To extend Ethernet to remote location, are Powerline extenders or Mesh systems better?


I am trying to get Ethernet into a listening room that is not prewired, and it is not practical to run the hard cable through the old house into that room. I am planning to use a new music streamer that requires Ethernet connection (no wifi).

For hifi purposes, for passing the music signal, not just for computer equipment, are ethernet over powerline units better, or are wifi mesh router systems (which bring an ethernet port into a room using wireless transfer between the mesh devices) better?

For Ethernet over powerlines, I am worried about contaminating the power lines feeding the stereo preamplifier/amplifier, I don’t know if hifi power conditioners will filter out that super high frequency noise well enough.

For wifi mesh, it seems that the wireless handling of the music signal to feed the remote Ethernet port might somehow degrade the sound and introduce other problems that a connected wireline would avoid.

I am not a person that understands these technologies deeply, so I would value perspectives from others here who are users and who may be technically more qualified to understand this stuff.

troidelover1499

I suppose that to get a suitable music stream fed into my new Ethernet only network bridge device, a simple extender will do the trick. I think that device just sucks in the existing wifi signal broadcast by the main wifi router, and feeds it into an Ethernet plug. So basically, this is fundamentally using wifi to transfer the signal.

The mesh systems seem to set up an alternate, more powerful broadcast-and-receive setup using wifi also. Not sure if that’s on different frequencies than the basic repeater gadget above which simply sucks in the existing wifi signal. Yes I see that some of these mesh units give you an Ethernet jack at location B and some don’t.

As I understand it, the Ethernet over Powerline arrangement is totally different. It is a wired connection only (never goes through the air) but these EOP devices specially encode and then decode the signal so it rides on top of the 110 AC lines in the walls. So fuse boxes and other barriers can present obstacles for this ride-on-top signal to get from the transmitter to the receiver unit. I wonder whether this encoding/decoding process degrades the music being sent, AND whether running those signals on top of the AC power also dirties that power feeding the hifi gear which may be sensitive to it. So this introduces that new problem.

Seems like all CAN work but not sure which would deliver the best sound quality and least errors and most bandwidth.  And if the EOP dirties up the power to make the rest of the system sound bad.
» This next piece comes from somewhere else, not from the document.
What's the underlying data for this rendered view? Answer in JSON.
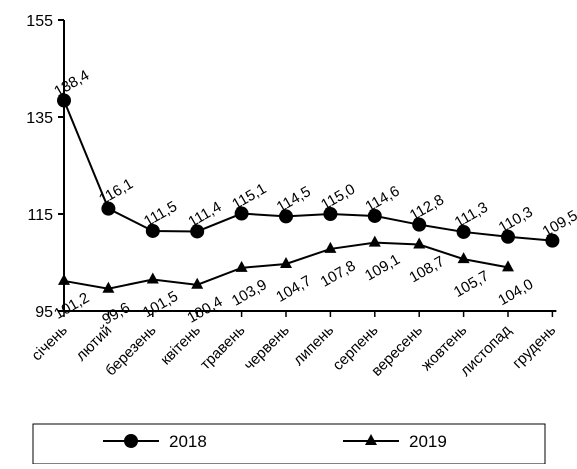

The Decos have integrated power warts. They don’t work without ’em.

 

I used a Netgear (WNCE3001) to convert a wireless signal to ethernet for my Bluesound Node.

Worked like a charm.

Bob

Another vote on a quality mesh wifi network. One key is to be sure the mesh device in the listening room has Ethernet out. Some do and some don’t. For example older google wifi pucks do but the new Nest ones do not. Avoid extenders (they just generally stink) and certainly any power line method. 

Mesh is superior, extenders pick up all sorts of ground level and RMI/EFI noise that you subsequently have a hard time getting rid off.

Thanks for the quick responses, I appreciate it.

to ghdprentice - I looked at your system to see the specific extender model as you said but I could not find it, sorry if I somehow missed it.

TP Link makes so many types of extenders, so when I googled TP Link extenders many different ones pop up, some with antennas some without. All seem to plug into the AC socket to work, so it is kind of unclear to me which works in what way. I apologize for my ignorance and confusion.

I do have good strong wifi in my house and in the listening room in question. Just can’t run the hardwire ethernet into it due to the brick walls.

Assuming your current Wifi doesn't reach then TP Link Mesh is the way to go. :)

There are free wifi analyzers for PC/Mac/Android and iPhone devices.  Get whichever one you are happy with and it will let you check the strength of your Wifi signal as well as pick a signal that has the least congestion from neighbors.

 

Best,

 

Erik

Dr. Google

As noted power line is dependent on your wiring quality, a variable.

I got my mesh 5 years ago from Costco, 90 days trial period.

But extenders usually work. Out back in my shed an extender was weak so I replaced it with a node from my mesh system. Perfect.

 

 

Easy. Get an extender. The cost around $60, the wall wart kind that has a single Ethernet port. They work amazingly well. Easy to set up. If you don’t have mesh, I wouldn’t recommend adding. It works fine for some people and is a nightmare for some. Don’t use anything that passes the signal through the power lines.